I attended some seminary years ago with Ansys and they were developing such "cloud computing network". They said you could even use the computational power of all computers from the administration office during lunch break to speed up your iterations. Unfortunately after so many years this is still not a thing and you still need a big cluster computer to run complex simulations so I start thinking that cloud computing will remain a niche.
I am not sure if we are talking about the same thing. 20 years ago we used computers from the administration office over night to speed up our raytracing.
Cloud computing networks are Microsoft's Azure or Amazon's AWS - datacenters connected in a network.

Gaming on demand is already a thing, all you need is a browser.
 
I'm skeptical this will actually happen. David says all sorts of things, but actions speak louder than words. IIRC, he's actively opposed his old partner Ian Bell releasing the code for the original 8-bit 1984 Elite, and that is truly a "sunset" game.

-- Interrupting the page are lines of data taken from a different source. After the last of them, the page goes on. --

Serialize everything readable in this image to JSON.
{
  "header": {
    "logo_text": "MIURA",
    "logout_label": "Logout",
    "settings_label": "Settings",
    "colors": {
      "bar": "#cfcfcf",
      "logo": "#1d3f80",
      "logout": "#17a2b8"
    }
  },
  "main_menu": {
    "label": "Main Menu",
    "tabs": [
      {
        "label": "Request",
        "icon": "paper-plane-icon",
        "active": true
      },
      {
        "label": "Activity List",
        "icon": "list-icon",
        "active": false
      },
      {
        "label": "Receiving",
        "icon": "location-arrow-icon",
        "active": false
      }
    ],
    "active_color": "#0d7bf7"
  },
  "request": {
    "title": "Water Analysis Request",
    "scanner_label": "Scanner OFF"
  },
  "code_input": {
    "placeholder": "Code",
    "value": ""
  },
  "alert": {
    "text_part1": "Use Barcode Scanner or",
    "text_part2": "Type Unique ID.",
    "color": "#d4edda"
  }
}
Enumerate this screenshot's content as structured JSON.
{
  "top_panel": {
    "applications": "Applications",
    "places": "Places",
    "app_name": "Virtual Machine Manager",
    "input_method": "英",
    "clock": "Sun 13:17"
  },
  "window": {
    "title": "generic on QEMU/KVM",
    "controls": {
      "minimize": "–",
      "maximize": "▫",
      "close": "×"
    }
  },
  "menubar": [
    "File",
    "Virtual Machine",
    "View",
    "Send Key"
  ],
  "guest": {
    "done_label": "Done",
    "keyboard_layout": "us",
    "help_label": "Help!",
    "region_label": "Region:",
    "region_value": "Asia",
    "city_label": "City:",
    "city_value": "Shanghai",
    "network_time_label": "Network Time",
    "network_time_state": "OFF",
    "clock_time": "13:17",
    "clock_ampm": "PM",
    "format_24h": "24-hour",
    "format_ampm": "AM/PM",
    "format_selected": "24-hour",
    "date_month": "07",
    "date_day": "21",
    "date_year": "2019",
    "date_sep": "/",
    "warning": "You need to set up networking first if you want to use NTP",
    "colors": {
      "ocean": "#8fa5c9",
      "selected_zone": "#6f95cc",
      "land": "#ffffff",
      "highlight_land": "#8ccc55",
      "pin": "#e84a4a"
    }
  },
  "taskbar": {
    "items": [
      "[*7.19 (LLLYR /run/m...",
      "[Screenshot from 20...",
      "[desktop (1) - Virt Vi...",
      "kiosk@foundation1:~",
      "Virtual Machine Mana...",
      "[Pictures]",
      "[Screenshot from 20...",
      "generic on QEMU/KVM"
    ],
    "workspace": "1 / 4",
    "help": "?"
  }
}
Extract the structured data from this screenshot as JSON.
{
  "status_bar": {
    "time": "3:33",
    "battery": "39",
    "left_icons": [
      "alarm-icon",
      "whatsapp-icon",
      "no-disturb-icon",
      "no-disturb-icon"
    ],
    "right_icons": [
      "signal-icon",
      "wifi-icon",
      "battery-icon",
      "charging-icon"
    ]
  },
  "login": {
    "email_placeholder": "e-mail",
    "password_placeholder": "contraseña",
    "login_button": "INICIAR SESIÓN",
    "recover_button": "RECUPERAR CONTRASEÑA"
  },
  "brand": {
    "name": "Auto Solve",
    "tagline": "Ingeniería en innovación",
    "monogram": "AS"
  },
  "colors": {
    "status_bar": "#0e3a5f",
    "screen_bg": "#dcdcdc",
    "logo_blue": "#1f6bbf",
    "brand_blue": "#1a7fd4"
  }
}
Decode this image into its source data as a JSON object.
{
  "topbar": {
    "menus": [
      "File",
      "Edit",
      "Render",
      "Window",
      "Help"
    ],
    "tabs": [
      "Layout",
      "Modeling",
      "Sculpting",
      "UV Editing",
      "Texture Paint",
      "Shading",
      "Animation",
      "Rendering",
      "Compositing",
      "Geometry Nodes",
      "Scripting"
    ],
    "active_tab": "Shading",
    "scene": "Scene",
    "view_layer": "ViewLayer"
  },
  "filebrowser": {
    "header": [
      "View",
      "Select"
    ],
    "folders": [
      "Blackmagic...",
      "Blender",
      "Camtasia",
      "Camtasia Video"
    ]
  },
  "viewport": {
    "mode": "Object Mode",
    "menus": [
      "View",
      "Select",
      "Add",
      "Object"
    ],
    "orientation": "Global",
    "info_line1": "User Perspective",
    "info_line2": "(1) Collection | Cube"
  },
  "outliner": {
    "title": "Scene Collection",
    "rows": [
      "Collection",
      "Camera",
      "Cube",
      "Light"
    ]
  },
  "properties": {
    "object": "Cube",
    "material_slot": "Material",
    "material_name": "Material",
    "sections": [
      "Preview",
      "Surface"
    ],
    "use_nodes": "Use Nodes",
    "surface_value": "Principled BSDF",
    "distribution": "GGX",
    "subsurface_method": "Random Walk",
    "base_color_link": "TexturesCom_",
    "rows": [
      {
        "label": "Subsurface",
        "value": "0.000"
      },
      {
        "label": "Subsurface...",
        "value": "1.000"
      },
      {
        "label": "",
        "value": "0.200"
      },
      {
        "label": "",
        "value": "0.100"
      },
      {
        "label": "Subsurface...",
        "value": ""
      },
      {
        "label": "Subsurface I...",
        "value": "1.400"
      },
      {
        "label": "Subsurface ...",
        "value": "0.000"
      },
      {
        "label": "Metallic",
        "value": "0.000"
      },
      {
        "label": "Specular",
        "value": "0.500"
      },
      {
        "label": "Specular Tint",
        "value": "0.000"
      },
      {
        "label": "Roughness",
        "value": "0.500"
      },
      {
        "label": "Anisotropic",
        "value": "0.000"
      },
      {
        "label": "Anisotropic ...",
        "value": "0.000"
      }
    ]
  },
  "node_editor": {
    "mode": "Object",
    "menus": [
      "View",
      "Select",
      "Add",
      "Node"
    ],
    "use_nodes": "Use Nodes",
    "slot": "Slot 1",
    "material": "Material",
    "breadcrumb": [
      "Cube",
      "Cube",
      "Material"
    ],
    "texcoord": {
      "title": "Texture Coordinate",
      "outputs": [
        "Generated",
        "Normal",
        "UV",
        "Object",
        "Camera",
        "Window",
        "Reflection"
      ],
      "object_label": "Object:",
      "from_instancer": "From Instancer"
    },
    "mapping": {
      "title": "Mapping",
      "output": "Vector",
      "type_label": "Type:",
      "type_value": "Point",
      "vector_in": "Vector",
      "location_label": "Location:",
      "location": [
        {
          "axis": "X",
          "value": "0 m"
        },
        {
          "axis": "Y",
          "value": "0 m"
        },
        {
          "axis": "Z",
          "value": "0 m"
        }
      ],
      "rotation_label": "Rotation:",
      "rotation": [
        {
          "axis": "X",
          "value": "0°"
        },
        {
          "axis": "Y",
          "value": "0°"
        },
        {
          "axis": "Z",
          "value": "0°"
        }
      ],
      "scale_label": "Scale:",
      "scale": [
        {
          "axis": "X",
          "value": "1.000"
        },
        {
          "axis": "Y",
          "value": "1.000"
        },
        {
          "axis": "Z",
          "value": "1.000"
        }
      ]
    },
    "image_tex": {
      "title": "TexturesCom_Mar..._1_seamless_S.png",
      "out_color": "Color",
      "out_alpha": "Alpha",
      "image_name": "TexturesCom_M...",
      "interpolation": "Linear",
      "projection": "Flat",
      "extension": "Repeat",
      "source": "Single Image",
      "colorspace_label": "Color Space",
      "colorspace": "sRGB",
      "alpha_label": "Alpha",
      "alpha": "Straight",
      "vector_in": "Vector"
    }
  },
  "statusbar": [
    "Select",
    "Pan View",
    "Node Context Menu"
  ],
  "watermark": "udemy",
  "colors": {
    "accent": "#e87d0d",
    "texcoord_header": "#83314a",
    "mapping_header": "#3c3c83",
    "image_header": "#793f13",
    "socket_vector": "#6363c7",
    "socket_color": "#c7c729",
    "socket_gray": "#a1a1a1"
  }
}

I'm hoping perhaps someday we'll get an open source version of ED like OOlite (perhaps the ED version will be called "OOheavy", LOL). I'll be in a nursing home by then, but hey, even an old guy can dream!

The code, maybe (No idea, never heard about that) but David Braben was very much in favour of releasing the game itself for free.
 
I'm skeptical this will actually happen. David says all sorts of things, but actions speak louder than words. IIRC, he's actively opposed his old partner Ian Bell releasing the code for the original 8-bit 1984 Elite, and that is truly a "sunset" game.

I'm hoping perhaps someday we'll get an open source version of ED like OOlite (perhaps the ED version will be called "OOheavy", LOL). I'll be in a nursing home by then, but hey, even an old guy can dream!
Afaik publishing source code was never an option, but since the original 8-bit game was written in assembler anyways, it's not a problem for anyone who knows assembler to disassemble it. I did it when I was 15.
 
I am not sure if we are talking about the same thing. 20 years ago we used computers from the administration office over night to speed up our raytracing.
Cloud computing networks are Microsoft's Azure or Amazon's AWS - datacenters connected in a network.

Gaming on demand is already a thing, all you need is a browser.
I guess we are simply on different business then. Things that are old school in software development are still a far and distant future in engineering simulations.
 
Releasing a snapshot of the whole galaxy in future would be a great idea. As few of you said other online game servers are killed and game is simply dead its true but I do not imagine that FD allow to kill ED because... it's ELITE for Thargoid sake! Old FD games aren't online so we can install them even now and play. For sure they figure out something with ED also.
Mine point is that every CMDR here and there spend lot of time (real cash also for cosmetics) in game, so killing game would be just a big mistake really BIG.

I'm not playing many games, but if I play I want spent mine game time for playing ED why? the anserw is obvious.